If you snapped up some of the hottest debutantes over the past year, you made a lot of money. You more than tripled your investment if you were able to get in on the IPOs for Palantir Technologies ( PLTR -3.61% ), Lemonade ( LMND -6.97% ), and fuboTV ( FUBO -3.35% ).
The year's hottest U.S. IPO fared even better, and even after a scintillating start it's not household name even among diehard investors. Let's take a closer look at three of the market's biggest winners, with the gains they posted as we head into the final abridged trading week of 2020. We'll cap things off with the top U.S. debutante.
Palantir -- up 287%
Palantir wasn't a rock star out of the gate.
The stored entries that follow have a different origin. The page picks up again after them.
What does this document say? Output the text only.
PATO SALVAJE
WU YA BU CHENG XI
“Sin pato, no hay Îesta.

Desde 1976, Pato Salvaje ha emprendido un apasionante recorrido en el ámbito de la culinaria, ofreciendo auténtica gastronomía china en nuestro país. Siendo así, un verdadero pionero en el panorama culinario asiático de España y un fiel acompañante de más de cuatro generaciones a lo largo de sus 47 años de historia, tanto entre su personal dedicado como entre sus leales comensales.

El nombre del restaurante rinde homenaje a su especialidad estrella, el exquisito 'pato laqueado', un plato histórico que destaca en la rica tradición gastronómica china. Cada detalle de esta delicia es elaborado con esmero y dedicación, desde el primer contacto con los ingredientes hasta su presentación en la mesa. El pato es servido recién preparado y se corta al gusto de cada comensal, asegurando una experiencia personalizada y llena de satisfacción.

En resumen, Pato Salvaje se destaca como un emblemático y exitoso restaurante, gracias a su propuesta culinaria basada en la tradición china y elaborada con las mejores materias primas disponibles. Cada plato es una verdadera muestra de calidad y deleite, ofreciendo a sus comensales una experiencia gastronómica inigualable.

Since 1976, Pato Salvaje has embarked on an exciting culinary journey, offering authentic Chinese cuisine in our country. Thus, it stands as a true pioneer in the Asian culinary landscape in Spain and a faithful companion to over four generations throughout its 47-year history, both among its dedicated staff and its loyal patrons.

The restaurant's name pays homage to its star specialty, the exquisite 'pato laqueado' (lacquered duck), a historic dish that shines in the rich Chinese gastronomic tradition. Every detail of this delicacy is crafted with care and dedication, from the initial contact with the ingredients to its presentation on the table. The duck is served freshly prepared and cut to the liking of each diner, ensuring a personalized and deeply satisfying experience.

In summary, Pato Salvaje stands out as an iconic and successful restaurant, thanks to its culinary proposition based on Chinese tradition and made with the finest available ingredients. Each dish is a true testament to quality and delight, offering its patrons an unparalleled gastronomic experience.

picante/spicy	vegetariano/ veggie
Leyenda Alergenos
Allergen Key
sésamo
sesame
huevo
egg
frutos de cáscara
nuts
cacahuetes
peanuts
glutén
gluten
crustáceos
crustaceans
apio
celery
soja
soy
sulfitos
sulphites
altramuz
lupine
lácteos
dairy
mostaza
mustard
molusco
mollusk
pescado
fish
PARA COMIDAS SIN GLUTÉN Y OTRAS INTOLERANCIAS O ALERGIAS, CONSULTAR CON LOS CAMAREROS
The data analytics provider went public at $7.25 in late September, closing higher -- but still in the single digits -- on its first day of trading. Palantir stock took nearly four weeks before closing above $10, but it hasn't looked back since its ho-hum start.
The data-mining specialist continues to sign new government deals or extend existing partnerships. It also only helps that Palantir reported better-than-expected 52% in revenue growth for its first quarterly report as a public company. Clients are happy, as average revenue per customer is up a healthy 38% year to date compared to where it was a year earlier. Palantir sees its top line rising 42% to 44% this year and 30% come 2021.
Lemonade -- up 331%
The market lined up at the Lemonade stand for the next-gen insurance provider's IPO. The stock more than doubled from its $29 debut price on its first day of trading this summer. Lemonade offers policies for property renters and homeowners. It has also expanded into pet owner policies.
Lemonade leans on artificial intelligence chatbots to offer quotes online. A different AI chatbot can initiate and sometimes even complete the claims process at the other end. Lemonade is resonating with young customers who are early in the rental or home buying process. Its customer base has grown by 67% to 941,313 policy holders over the past year.
FuboTV -- up 342%
One way to win the IPO game is to underpromise out of the gate. When fuboTV was gearing to go public a few months ago it was targeting just 410,000 to 420,000 paid subscribers to its live TV streaming service by the end of the year. It wound up shattering that goal by the end of its third quarter, and it has jacked up its target twice over the past three months.
There are now 455,000 customers paying at least $65 a month for the platform that rivals YouTube TV and Hulu + Live TV in channel content with a larger emphasis on sports content. It expects to top 500,000 for the period that ends later this week. Revenue soared 71% in its first quarter as a public company. Subscription revenue is growing fast, and ad revenue is growing even faster.
Not everyone is convinced that the sports-first platform is going to win this game. One notable analyst believes that the stock should actually be trading for less than its $10 IPO price. We're still in the early innings, but you have to like the way fuboTV is swinging for the fences.
Greenwich LifeSciences -- up 583%
Palantir, Lemonade, and fuboTV were big winners in 2020, but their blazing returns pale in comparison to Greenwich LifeSciences ( GLSI 15.25% ). The surprising and ultimately inspiring aspect to this new offering is that it didn't hit the market with any kind of fanfare. The upstart biotech made its Wall Street debut in late September. Underwriters priced the small IPO at $5.75, and that's exactly where it opened on its first day of trading.
Things only got worse after that through the stock's first few weeks on the market. Greenwich LifeSciences closed its first day of trading at $5. It remained a broken IPO -- trading as low as $3.26 in early November -- until finally cracking the $5.75 ceiling in early December. The shares exploded a week later, after the company announced positive clinical results for its GP2 immunotherapy candidate. A presentation at a breast cancer symposium detailed the encouraging results for patients in the study after undergoing surgery for tumor removal. The shares retreated a few days later after Greenwich LifeSciences took advantage of its buoyant stock price to issue a spot secondary, but it remains the best performing debutante in the country as of the morning of Dec. 28.
There are big risks when it comes to IPO investing. Those who got in early on Palantir, Lemonade, fuboTV, and Greenwich LifeSciences are naturally glad they took the chance in 2020.